What is a floating leg?

What is fixed floating leg?

A fixed-for-floating swap is a contractual arrangement between two parties in which one party swaps the interest cash flows of fixed-rate loan(s) with those of floating-rate loan(s) held by another party.

Why would an interest rate swap have two floating-rate legs?

There are two legs associated with each party: a fixed leg and a floating leg. Swaps are OTC derivatives that bear counterparty credit risk beside interest rate risk. ... A borrower with floating-rate debt who believes that interest rates are about to increase may enter into a swap agreement to pay fixed/receive floating.

How do you value a floating leg of a swap?

The reason why you can price a swap without a model is because you can replicate the payoff using only zero-coupon bonds. For the fixed leg this is trivial. Value of the floating leg = (K + 1)/(1+r) where k = interest payment based on the LIBOR during the previous reset point, r = spot rate until the next reset.

How are IRS priced?

The net present value (PV) of a vanilla IRS can be computed by determining the PV of each fixed leg and floating leg separately and summing. For pricing a mid-market IRS the underlying principle is that the two legs must have the same value initially; see further under Rational pricing.

image-What is a floating leg?
image-What is a floating leg?

What is fixing risk?

Fixing risk is a 2nd order risk within interest rate derivative portfolios resulting from the structure of the instruments held in the client's portfolios and a mismatch of exposures over time. • Fixing risk is a natural by-product of a client's core trading activity.May 17, 2011


What is the float price?

What Is a Floating Price? In a swap contract, the floating price is the leg that depends on the level of a variable, such as an interest rate, currency exchange rate, or price of an asset. ... The party paying the floating rate expects that rate to decline over the life of the swap.


What is Pay leg and receive leg?

The receiving leg matches all bond cash-flows, while the pay leg requires floating rate coupon payments of form LIBOR + a spread.


What is an energy swap?

An energy swap is a financial instrument whereby one participant agrees to a fixed-price contract for say crude oil, natural gas, gasoline, electricity, coal and other energies on a settlement date, while the other counterparty takes on the spot price, or the floating price of the commodity.Mar 16, 2015


How does a FRA work?

Forward rate agreements (FRA) are over-the-counter contracts between parties that determine the rate of interest to be paid on an agreed-upon date in the future. The notional amount is not exchanged, but rather a cash amount based on the rate differentials and the notional value of the contract.


What does the swap curve tell you?

A swap curve identifies the relationship between swap rates at varying maturities. A swap curve is effectively the name given to the swap's equivalent of a yield curve. ... The swap spread on a given contract indicates the associated level of risk, which increases as the spread widens.


What is the price of a swap?

The value of a swap is its market value at any point in time. At inception, the value of an interest rate swap is zero. The price of the swap refers to the initial terms of the swap at the start of the swap's life.


How do banks make money on interest rate swaps?

The bank's profit is the difference between the higher fixed rate the bank receives from the customer and the lower fixed rate it pays to the market on its hedge. The bank looks in the wholesale swap market to determine what rate it can pay on a swap to hedge itself. ... 20% on the swap with the customer.


Why are currency swaps used?

Currency swaps are used to obtain foreign currency loans at a better interest rate than a company could obtain by borrowing directly in a foreign market or as a method of hedging transaction risk on foreign currency loans which it has already taken out.


What is the feeling of floating?

  • “Floating” is a sensation you can feel either with your whole body or parts of your body.
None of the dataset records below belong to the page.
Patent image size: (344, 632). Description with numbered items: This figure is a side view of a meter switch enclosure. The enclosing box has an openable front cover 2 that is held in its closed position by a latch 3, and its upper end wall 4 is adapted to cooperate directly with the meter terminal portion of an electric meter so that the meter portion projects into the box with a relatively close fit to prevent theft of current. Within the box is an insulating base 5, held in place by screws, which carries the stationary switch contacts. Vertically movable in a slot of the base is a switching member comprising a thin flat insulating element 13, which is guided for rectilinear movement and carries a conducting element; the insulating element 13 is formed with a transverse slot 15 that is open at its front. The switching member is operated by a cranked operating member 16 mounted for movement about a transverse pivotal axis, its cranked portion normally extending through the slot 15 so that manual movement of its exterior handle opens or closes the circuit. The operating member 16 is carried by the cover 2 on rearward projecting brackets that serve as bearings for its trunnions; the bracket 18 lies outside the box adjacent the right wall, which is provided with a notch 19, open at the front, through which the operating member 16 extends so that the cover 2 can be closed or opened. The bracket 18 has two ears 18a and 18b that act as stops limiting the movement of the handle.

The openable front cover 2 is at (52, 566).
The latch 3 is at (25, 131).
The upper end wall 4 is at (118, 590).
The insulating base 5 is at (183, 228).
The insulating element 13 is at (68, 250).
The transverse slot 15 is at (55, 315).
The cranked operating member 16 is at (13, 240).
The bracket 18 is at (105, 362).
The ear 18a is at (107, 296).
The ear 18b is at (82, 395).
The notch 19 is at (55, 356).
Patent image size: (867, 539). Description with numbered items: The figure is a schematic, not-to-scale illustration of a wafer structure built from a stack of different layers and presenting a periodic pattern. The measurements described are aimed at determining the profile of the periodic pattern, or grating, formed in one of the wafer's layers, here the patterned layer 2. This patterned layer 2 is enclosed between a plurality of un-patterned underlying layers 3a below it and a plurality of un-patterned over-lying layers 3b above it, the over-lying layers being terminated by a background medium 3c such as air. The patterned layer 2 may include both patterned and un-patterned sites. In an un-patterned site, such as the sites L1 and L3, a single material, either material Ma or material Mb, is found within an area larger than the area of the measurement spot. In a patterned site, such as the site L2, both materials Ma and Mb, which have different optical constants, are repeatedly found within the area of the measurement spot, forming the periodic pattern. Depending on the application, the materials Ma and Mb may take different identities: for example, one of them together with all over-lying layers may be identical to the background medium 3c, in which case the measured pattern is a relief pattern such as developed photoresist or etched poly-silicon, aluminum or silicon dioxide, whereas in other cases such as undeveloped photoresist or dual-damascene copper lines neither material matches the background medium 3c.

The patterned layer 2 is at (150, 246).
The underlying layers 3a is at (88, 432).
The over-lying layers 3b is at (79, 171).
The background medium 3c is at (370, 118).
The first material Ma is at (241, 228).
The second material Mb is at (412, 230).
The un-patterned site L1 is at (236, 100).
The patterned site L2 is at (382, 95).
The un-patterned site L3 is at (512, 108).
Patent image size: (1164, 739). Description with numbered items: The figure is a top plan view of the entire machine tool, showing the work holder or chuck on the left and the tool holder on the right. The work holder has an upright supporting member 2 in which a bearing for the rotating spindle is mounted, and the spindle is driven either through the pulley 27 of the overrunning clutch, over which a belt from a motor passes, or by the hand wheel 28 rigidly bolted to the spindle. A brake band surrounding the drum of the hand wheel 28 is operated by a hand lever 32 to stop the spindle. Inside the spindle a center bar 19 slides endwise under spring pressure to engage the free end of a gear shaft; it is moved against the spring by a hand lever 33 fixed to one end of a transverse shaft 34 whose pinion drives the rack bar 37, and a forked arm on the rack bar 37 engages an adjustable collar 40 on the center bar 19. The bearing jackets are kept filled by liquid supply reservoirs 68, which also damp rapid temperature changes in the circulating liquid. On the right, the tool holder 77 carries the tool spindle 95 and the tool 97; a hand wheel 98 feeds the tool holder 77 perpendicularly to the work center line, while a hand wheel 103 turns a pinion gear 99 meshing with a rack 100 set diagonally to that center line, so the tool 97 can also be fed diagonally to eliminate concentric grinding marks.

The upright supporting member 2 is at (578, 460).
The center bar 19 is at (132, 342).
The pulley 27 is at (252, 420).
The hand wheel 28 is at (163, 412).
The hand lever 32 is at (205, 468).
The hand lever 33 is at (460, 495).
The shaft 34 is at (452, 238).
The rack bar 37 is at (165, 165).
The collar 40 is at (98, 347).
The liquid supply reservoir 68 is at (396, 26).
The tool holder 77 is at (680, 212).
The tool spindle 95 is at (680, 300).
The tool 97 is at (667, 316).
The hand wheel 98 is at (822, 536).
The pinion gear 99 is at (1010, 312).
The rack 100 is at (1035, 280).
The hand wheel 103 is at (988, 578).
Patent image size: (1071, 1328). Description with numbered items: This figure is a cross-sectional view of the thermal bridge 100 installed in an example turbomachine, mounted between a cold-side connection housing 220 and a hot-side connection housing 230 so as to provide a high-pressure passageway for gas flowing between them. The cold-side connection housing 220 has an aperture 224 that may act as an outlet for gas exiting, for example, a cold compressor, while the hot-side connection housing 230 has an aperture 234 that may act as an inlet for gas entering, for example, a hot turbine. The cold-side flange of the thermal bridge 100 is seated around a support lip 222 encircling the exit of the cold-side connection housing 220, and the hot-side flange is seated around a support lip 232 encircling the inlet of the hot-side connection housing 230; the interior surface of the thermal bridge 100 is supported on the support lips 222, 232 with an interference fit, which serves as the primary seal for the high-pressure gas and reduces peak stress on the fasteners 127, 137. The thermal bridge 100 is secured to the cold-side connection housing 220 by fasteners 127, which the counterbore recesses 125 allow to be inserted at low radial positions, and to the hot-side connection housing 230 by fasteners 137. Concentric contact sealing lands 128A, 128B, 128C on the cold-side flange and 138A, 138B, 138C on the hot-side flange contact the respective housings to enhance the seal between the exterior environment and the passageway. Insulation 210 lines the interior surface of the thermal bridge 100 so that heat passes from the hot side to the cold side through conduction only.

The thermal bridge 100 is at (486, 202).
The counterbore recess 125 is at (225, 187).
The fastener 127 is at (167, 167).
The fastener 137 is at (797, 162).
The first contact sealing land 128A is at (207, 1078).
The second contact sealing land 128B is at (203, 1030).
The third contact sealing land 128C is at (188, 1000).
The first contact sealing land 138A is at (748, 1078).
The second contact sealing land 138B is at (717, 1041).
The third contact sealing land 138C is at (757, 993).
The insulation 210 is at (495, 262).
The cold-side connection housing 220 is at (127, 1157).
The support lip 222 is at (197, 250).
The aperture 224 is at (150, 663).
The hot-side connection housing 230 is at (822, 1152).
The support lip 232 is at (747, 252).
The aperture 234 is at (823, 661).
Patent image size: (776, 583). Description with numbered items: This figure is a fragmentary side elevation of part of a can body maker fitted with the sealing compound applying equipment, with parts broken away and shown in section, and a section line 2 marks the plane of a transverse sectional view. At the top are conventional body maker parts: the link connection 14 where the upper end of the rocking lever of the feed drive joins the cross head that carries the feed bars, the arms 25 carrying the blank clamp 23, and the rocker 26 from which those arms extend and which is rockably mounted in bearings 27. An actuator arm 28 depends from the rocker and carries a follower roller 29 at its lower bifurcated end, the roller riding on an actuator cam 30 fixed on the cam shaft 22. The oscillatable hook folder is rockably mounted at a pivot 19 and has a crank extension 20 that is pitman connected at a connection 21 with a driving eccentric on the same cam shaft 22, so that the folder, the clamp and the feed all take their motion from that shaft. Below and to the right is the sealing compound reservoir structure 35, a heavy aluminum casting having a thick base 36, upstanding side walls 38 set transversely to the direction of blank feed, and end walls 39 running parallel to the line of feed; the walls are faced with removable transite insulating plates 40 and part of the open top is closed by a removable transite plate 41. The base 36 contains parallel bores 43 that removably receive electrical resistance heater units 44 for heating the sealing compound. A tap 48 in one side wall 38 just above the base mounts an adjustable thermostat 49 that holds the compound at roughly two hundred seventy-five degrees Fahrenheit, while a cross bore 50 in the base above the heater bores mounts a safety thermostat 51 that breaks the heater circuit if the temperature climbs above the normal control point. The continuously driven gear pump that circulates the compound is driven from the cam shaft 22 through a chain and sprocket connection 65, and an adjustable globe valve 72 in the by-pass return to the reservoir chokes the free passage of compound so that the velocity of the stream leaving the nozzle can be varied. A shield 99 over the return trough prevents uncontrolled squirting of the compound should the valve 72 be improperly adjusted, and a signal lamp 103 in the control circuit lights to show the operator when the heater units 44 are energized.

It feels like you are a buoy in the water; sometimes the water has light ripples and the buoy moves up and down, side to side at a slow constant pace, and sometimes it is stormy and the buoy is thrown about in all directions.


What is floating limb syndrome?

  • Floating-Harbor syndrome is a disorder involving short stature, slowing of the mineralization of the bones (delayed bone age), delayed speech development, and characteristic facial features. The condition is named for the hospitals where it was first described, the Boston Floating Hospital and Harbor General Hospital in Torrance, California.


What is floating elbow?

  • Floating elbow: a situation in which there are fractures of both the forearm and humerus (upper arm bone) in the same extremity. It is termed "floating" because the elbow joint is disassociated from both the forearm and arm.


What is floating limb?

  • FLOATING-LIMB RESPONSE. the term that describes the standard hypnotic inductions and is a positive response to a suggestion allowing the hand to float upwards. See Kohnstamn test. FLOATING-LIMB RESPONSE: "Floating limb response is a reaction to hypnotic induction.".